In TCM theory, the organ systems not only pertain to the physical organs of Western medicine but also energetic points throughout the meridian (channel). Internal heat can affect one or more organ systems. Here’s a look at how:

  • Heart—Joan Rivers famously said, “At my age, an affair of the heart is a bypass.” Well said, Joan (RIP). In TCM theory, Internal Heat in the Heart can lead to anxiety, palpitations, restlessness and sleeplessness, dry mouth, and making you look like you’re full of hot air (red-faced).
  • Pericardium — The pericardium is the protective sheath around the heart. In TCM, hot air in this area can result in palpitations, insomnia, and emotional imbalance.
  • Liver — So much can go wrong with this “General of the Organ System,” including anger, red eyes, headaches, menstrual problems, and dizziness
  • Spleen — Digestive problems, loose stools
  • Stomach — Ulcers, heartburn, reflux, dry stools, constipation, vomiting
  • Small Intestine — Abdominal pain, distention
  • Large Intestine — Heat in the body, constipation
  • Blood — OK, not an organ per se, but Internal Heat can “park itself” in the Blood, leading to rashes, boils, and fever.
  • Kidney — As stated Kidney Yin Deficiency can lead to feeling exhausted, premature aging, low back pain, and frequent urination.
  • Tongue: What does your tongue say about your health? If your tongue is ‘full of hot air,’ it will have a yellow coating (or none in the case of empty heat). For more advanced stages of Internal Heat, i.e., Fire, the tongue will appear deep red with a thick dark coating.
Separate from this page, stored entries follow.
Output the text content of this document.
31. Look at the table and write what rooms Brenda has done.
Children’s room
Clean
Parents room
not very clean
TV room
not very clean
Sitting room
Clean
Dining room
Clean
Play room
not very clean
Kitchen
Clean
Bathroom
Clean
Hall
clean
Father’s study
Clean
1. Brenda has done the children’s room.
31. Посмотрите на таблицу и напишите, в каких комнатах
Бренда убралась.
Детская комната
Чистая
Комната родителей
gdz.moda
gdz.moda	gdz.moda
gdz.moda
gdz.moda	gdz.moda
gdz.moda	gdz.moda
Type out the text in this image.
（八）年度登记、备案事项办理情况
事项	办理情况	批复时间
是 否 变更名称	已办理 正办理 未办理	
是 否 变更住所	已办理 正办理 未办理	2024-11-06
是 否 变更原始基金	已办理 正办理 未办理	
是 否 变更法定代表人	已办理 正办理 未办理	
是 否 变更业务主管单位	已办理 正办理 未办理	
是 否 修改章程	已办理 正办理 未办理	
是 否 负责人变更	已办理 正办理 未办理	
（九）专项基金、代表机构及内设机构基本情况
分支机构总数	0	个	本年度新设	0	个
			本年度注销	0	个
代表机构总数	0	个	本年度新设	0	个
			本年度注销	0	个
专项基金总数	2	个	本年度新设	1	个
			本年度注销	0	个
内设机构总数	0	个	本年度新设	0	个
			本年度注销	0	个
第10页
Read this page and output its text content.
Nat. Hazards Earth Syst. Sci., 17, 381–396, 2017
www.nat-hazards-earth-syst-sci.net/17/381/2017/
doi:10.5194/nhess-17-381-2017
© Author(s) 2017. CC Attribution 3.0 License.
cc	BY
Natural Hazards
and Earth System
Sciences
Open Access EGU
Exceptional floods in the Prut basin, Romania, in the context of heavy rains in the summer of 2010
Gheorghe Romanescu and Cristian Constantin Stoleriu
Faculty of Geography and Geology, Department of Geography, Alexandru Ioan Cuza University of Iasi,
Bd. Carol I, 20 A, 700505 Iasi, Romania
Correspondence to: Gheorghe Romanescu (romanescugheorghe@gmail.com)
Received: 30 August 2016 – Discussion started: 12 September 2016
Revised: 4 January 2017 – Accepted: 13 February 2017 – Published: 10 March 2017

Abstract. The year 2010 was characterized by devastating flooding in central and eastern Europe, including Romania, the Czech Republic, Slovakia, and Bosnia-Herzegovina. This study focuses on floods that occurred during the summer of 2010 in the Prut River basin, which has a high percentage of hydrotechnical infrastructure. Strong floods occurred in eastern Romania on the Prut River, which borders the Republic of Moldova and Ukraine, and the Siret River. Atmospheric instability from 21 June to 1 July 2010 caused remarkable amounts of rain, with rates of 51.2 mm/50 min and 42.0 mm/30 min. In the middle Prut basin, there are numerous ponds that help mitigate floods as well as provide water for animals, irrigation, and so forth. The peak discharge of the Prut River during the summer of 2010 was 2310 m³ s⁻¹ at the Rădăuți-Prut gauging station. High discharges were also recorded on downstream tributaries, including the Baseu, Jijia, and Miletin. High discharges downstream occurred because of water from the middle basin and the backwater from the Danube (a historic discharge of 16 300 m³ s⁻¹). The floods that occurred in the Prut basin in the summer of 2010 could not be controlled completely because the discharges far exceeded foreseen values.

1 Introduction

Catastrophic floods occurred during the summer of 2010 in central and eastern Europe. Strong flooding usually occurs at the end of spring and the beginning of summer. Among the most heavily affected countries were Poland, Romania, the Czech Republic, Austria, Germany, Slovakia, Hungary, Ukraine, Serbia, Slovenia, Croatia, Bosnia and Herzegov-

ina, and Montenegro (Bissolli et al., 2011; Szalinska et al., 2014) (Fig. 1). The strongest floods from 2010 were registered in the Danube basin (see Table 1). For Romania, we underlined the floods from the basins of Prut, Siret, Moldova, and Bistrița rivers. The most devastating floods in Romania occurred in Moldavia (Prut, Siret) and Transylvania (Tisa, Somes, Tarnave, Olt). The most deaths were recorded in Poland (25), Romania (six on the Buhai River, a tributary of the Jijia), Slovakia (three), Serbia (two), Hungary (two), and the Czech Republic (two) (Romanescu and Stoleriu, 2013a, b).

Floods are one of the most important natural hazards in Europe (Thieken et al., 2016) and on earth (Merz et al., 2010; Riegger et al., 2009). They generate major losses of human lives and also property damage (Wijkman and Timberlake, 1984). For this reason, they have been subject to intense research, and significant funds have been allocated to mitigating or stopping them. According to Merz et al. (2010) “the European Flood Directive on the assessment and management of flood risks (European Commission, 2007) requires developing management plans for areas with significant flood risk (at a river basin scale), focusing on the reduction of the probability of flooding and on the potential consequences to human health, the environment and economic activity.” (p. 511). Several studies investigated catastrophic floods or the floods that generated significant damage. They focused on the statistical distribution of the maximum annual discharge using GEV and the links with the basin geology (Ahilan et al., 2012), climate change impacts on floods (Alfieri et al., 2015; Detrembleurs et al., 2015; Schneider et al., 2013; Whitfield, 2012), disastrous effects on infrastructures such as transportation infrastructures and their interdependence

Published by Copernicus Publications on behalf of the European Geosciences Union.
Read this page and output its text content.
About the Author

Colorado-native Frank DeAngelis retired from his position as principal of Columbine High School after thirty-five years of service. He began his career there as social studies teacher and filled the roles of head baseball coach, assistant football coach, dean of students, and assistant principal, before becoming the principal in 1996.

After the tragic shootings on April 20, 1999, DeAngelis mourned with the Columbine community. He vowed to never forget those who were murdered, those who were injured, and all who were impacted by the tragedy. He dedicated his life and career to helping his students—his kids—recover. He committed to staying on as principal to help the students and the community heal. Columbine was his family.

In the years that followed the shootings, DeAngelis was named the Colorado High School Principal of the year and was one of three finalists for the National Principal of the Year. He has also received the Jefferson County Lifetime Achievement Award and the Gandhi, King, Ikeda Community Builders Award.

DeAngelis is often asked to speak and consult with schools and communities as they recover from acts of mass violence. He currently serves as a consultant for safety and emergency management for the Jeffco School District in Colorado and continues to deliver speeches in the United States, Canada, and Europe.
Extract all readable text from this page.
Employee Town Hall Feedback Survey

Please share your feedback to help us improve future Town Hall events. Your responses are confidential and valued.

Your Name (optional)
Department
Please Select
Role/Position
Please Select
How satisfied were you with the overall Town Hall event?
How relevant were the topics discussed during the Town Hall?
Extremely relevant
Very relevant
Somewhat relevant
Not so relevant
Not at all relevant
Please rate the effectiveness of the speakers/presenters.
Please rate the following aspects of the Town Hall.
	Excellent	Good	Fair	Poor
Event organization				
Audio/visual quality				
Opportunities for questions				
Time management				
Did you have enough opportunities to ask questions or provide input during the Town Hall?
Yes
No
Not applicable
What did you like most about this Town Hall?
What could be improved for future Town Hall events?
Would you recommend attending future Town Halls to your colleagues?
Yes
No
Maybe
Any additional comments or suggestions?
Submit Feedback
How To Put Out Internal Heat And Resolve Hot Air

So how can you “remove heat” from your body? Is it as easy as drinking a cold can of beer or soda? Not so fast. Eating certain cold foods can indeed “extinguish” internal heat. However, drinking certain cold beverages can counterintuitively exacerbate the problem, giving rise to more internal heat. 

To nourish Yin (cooling) energy, some foods to include in your diet include: 

  • Watermelon
  • Honeydew melon
  • Cucumber
  • Strawberries
  • Bitter melon
  • Mung beans
  • Bamboo Shoots
  • Celery
  • Seaweed
  • Mushrooms
  • Pear
  • Lemon

In addition, certain herbal teas may nourish Yin energy. Among several to choose from, American Ginseng, according to TCM principles, clears Heat. 

Finally, wouldn’t it be great to nourish your Yin with one TCM dietary supplement? That would indeed be YinGreat! An ancient herbal formula, Da Bu Yin Pian, lowers pathogenic Fire. 

Unfortunately, it can’t improve your conversational abilities if you’re full of hot air, the Western type.